流蘇停下腳步,「怎麼可能?那棵樹也只是我的分/身,我的本體可沒跟着我一起渡海過來,在國內,即便有人對我的本體做出什麼危害,我也有老祖宗護著,可是,如果我的本體跟着我一起過來了,有人趁我不備對我本體不利,我可是叫天天不應,叫地地不靈啊。」

「這樣的話,老爺爺上去摘點花來泡茶姬君應該也不會介意吧。」

流蘇詫異:「你竟然那麼喜歡喝茶嗎?」

「哈哈哈,老年人的話不就是過着茶不離口,點心不離手的生活嗎?」

「可是你還很年輕。」流蘇吐槽,但是她還是在自己的樹囊裏頭翻找了起來。

今天流蘇穿的是現代的長袖連衣裙,可沒有一個大袖子再給她掏的了。

三日月宗近看的清楚,小姑娘的手在觸碰到她自己的身體之後尤如進到了什麼異次元空間,整隻手掌消失不見,等它再次出現時,手上已經多了一包茶葉。

一次兩次三次的,老爺爺真的太好奇了,於是學着小姑娘的樣子,他下彎著腰,將手輕輕伸向小姑娘之前整隻手消失的地方。

感受着手掌似乎抓到了什麼東西,三日月宗近映着新月的雙眼星光閃閃。

「你在幹嘛?」流蘇被他突然的舉動嚇了一跳,就連準備給他的茶葉也都忘掉了。

三日月宗近鬆開掌心被自己握住的東西,他收回自己的手,「老爺爺也是會有好奇心的,一直看着姬君從小小的袖子裏頭拿出這麼多的東西,所以自己也想要來試一試。」

「囊袋而已,在種花,動植物修練,即使不能化為人形,但是在他們的身體之中也有一個可儲存東西的囊袋,那些囊袋因人而異,有的囊袋帶着冰屬性,那麼放進裏頭的東西就會被冰凍住,有的囊袋內里時間流速會比外界慢上幾倍至十幾倍不等,那就相當於一個不錯的保鮮工具,有的充滿生機,有的炙熱無比,總之,奇奇怪怪的什麼樣類型的都有。」

「姬君的囊袋是什麼類形?」

「我的嗎?你猜呀!」流蘇不答把問題重新拋給了他。

一人一刃有一聊沒有一聊的走過朱漆剝落的木橋上到了屋檐下方的迴廊上。

「姬君,下面就是關着本丸刀劍男士們的地牢。」

三日月宗近引著流蘇走到了距離本丸天守閣最遠的一處地方,相較於別的地方的建築,這邊的建築看起來更加牢固的同時看起來更為的逼仄。
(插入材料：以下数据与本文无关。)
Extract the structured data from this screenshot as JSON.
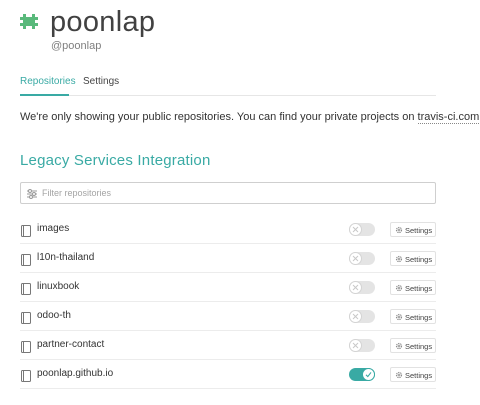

哪怕人不進去,單就站在入口處往裏頭看,也會因為內部昏暗的環境狹小的過道一類弄的人的心情至郁。

流蘇站在門口安靜地看了一眼,便抬腳準備走進去。只是,有人的速度比她更快。

三日月宗近擋在流蘇的前面,在對方向自己投來不解地目光時,他一收平日裏頭那總是掛在嘴邊的笑容,新月的眼睛裏頭難得的表示出嚴肅的情緒。

「雖然不想這麼說,但是,姬君如果想要親自下去看看的話,那麼還請心裏做好一個準備。

當初大家會選擇自已走進地牢其中最大的原因是在他們的身上出現了大大小小不同程度的骨化,可能我這麼說姬君還不能很好的理解。

那麼姬君,請問你在來本丸之前可曾在時之政府那裏見到過時間溯行軍的影像?」

三日月宗近見她點頭,他才繼續為她解釋下去,「本丸的刀劍男士當初自己走進地牢時,他們的身體漸漸向著時間溯行軍的樣子在靠攏,如此,姬君你能理解了嗎?

時隔這麼長的時間,也只是在最初理智還算清醒時過來看過大家幾次,但隨着清醒的時間漸漸縮短,老爺爺也是會擔心自己在什麼時候一個糊塗就拔刀對着鎖上的牢房大門砍嘛,所以在被姬君凈化之前,老爺爺已經有很長一段時間沒有來到這裏來看過了。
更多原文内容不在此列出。